Scottish singer Susan Boyle is also backing the “No” campaign. “I am a proud, patriotic Scot, passionate about my heritage and my country. But I am not a nationalist,” she told the Scottish Sun.

Oscar-winning actress Emma Thompson, whose mother is Scottish, has called the “Yes” movement problematic. “I understand the romance of it. I understand the passion for it, given that the relationship between the two countries has been so belligerent and so difficult and England was so awful to Scotland,” Thompson said. “I find it difficult to accept it when borders are still causing so many problems. Why insist on building a new border between human beings in an ever-shrinking world where we are still struggling to live alongside each other?”

On the other side, supporters of the Scottish independence effort include actors Sean Connery and Alan Cumming.

Connery, who is Scottish, is a major supporter of the Scottish National Party. The “James Bond” star has said he will see an independent Scotland in his lifetime. “The 'Yes' campaign has centered on a positive vision for Scotland. It is rooted in inclusiveness, equality and that core democratic value that the people of Scotland are the best guardians of their own future,” he said, according to the BBC News.
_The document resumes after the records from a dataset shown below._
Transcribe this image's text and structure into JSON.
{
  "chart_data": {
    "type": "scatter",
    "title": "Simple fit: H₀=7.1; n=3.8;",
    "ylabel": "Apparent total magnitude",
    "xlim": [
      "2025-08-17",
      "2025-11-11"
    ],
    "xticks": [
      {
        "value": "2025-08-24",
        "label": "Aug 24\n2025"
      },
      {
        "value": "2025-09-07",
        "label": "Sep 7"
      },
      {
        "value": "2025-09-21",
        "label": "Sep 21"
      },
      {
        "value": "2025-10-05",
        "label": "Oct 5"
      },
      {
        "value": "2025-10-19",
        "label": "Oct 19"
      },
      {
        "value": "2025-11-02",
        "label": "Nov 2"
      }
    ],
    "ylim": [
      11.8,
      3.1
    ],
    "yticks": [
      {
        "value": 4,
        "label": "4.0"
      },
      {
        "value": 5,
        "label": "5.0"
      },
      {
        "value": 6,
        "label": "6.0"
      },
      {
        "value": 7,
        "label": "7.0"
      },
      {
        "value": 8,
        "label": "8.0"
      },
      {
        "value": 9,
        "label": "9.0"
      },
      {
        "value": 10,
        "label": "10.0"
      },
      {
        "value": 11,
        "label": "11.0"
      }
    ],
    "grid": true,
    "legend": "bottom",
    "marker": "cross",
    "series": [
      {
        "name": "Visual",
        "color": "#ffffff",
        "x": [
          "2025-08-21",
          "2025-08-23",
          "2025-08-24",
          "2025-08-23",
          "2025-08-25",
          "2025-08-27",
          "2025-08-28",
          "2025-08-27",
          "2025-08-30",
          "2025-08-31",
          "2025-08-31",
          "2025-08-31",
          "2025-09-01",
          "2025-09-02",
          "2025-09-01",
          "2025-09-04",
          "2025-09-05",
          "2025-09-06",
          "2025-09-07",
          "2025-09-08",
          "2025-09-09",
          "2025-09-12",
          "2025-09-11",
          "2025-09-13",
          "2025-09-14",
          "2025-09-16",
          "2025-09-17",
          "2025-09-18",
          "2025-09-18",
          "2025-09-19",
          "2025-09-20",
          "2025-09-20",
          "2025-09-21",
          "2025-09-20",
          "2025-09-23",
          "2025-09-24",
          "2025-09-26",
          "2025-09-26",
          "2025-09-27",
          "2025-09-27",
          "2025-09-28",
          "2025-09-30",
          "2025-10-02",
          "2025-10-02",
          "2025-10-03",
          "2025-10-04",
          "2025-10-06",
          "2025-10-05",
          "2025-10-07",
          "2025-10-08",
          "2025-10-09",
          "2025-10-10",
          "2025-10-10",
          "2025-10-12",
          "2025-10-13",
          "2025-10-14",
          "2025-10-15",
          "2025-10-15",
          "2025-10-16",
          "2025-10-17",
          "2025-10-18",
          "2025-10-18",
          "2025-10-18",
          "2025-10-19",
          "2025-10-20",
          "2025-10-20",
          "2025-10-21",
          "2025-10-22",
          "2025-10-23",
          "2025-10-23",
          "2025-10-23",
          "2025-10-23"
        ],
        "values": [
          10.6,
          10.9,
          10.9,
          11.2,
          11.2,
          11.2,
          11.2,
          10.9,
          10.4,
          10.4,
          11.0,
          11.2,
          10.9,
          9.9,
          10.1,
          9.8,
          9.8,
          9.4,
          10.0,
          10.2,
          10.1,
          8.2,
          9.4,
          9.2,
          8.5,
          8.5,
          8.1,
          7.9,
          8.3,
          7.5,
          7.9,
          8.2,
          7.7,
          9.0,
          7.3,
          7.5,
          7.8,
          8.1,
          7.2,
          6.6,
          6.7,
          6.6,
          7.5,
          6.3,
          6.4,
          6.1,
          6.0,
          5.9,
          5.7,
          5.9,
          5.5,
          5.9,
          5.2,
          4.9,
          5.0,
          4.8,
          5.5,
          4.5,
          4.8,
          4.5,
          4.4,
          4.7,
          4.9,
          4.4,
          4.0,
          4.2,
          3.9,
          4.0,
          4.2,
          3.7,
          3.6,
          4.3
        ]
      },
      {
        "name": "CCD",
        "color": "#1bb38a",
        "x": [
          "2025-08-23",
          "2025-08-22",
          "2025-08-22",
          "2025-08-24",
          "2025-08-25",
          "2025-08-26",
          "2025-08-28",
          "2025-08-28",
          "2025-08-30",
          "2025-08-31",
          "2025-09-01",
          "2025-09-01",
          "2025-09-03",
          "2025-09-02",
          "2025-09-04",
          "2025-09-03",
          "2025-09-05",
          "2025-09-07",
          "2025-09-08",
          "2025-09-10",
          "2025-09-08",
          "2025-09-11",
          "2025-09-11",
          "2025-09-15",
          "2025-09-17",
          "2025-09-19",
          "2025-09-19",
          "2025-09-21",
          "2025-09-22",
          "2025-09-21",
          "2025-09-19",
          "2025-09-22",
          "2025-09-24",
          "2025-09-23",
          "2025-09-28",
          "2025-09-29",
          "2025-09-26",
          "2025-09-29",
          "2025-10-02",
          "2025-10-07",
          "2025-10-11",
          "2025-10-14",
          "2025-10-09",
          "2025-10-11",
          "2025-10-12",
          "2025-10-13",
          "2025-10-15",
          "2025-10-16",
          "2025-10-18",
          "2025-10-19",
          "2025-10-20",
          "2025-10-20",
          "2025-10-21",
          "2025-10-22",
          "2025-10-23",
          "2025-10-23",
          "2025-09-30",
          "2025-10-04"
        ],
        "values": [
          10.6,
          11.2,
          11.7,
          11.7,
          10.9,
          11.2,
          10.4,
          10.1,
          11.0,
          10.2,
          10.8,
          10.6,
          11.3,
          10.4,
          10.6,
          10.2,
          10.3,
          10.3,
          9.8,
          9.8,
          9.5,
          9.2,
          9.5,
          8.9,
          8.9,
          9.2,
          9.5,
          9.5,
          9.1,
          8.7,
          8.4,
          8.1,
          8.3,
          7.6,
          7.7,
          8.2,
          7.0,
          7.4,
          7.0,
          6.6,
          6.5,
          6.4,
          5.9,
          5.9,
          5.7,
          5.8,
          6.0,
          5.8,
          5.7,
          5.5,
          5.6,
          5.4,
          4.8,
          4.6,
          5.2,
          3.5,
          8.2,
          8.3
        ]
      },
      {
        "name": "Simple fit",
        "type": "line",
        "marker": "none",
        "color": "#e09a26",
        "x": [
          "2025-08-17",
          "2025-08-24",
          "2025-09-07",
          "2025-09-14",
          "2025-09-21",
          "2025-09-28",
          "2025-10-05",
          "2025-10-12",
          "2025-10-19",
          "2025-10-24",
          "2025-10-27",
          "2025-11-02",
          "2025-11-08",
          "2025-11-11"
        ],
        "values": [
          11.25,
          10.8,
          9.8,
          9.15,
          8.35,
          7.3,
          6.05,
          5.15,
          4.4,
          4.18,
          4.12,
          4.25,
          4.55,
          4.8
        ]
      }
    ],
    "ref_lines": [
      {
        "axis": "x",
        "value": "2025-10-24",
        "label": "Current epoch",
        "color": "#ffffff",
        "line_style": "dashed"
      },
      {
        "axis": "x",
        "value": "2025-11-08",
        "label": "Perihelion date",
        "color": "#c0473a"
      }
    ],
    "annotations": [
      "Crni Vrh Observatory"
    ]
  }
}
Cumming, of CBS drama “The Good Wife,” flew from New York to his native Scotland this week to hit the pro-independence campaign trail, the Associated Press reported.

“It's an historic moment for us all,” Cumming said. “We now have a chance in this country to have our own destiny in our own hands.”

To be sure, not everyone is weighing in.

Scottish actor James McAvoy, of “X-Men” fame, has said he will keep his vote to himself. Also keeping mum is Queen Elizabeth, who would remain the monarch of Scotland, but could end up spending her summers in a foreign country if voters favor independence. Her summer home, Balmoral Castle, is in Aberdeenshire.